I’ll spare you the details (like how the dough was so rubbery, trying to roll it out was harder than getting my husband Z to change the bedsheets).
Because the highlight of this experience was how, after popping it in the oven for 5 minutes, the butter in the dough melted and gathered into a pool on the baking tray – thereafter frying the pastry.
Then, after another 10 minutes, the almond filling followed suit, growing, bubbling, mutating into three menacing globs – like unwanted, out-of-control appendages. In fact, if aliens were taking over Earth, I’ll call Will Smith and tell him that ground-zero is the oven in my kitchen.

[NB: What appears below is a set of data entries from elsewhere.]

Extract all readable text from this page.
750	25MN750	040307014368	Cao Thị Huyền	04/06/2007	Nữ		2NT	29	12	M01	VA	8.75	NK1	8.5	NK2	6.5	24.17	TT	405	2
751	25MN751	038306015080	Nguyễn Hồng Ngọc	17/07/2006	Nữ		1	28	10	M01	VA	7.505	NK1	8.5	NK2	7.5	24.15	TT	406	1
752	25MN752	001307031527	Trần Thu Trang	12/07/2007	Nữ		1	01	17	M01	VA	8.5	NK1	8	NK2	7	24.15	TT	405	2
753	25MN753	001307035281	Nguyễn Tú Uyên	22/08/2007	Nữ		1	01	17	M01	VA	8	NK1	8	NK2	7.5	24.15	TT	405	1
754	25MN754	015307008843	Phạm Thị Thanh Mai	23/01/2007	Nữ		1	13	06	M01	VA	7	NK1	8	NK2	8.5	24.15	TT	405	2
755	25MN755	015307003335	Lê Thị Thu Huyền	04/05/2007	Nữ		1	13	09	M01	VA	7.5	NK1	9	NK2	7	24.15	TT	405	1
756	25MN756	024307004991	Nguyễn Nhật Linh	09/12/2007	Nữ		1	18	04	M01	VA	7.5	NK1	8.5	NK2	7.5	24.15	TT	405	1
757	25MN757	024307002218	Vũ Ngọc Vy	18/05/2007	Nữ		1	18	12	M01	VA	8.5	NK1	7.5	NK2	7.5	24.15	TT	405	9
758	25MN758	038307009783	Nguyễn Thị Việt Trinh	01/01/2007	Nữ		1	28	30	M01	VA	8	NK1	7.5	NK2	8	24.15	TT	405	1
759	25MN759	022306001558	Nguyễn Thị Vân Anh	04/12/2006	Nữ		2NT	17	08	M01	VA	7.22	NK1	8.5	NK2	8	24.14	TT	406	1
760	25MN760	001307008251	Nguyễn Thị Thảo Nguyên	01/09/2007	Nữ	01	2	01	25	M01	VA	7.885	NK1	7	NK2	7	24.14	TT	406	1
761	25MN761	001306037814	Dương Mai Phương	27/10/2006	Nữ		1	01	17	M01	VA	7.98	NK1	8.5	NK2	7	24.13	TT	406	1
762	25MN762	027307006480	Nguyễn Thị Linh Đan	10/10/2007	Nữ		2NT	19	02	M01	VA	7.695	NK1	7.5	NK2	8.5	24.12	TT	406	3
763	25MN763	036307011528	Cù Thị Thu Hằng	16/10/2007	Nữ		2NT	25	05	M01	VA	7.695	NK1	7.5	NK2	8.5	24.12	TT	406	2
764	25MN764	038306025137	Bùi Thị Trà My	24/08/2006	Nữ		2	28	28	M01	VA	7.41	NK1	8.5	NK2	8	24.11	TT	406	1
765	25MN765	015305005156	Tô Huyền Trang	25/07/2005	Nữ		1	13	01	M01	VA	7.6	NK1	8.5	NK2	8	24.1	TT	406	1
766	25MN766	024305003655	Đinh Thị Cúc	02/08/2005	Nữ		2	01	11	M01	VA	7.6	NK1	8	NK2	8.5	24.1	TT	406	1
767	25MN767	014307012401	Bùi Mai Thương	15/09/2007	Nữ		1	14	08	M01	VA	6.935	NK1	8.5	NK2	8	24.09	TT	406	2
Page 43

Even more infuriating, the damn thing refused to be cooked. After baking for one whole hour, only the outer layers were turned a crisp golden yellow. The inside remained disgustingly gummy. Then again, it didn’t matter either way because the texture was so hard I could barely cut through it.
It may not look it in the photo (left, because my Z is a wizard with his lenses), but this thing nearly took out a tooth.
I felt like whipping out my mobile and putting it next to the baking tray. I want this E.T. to phone and go home.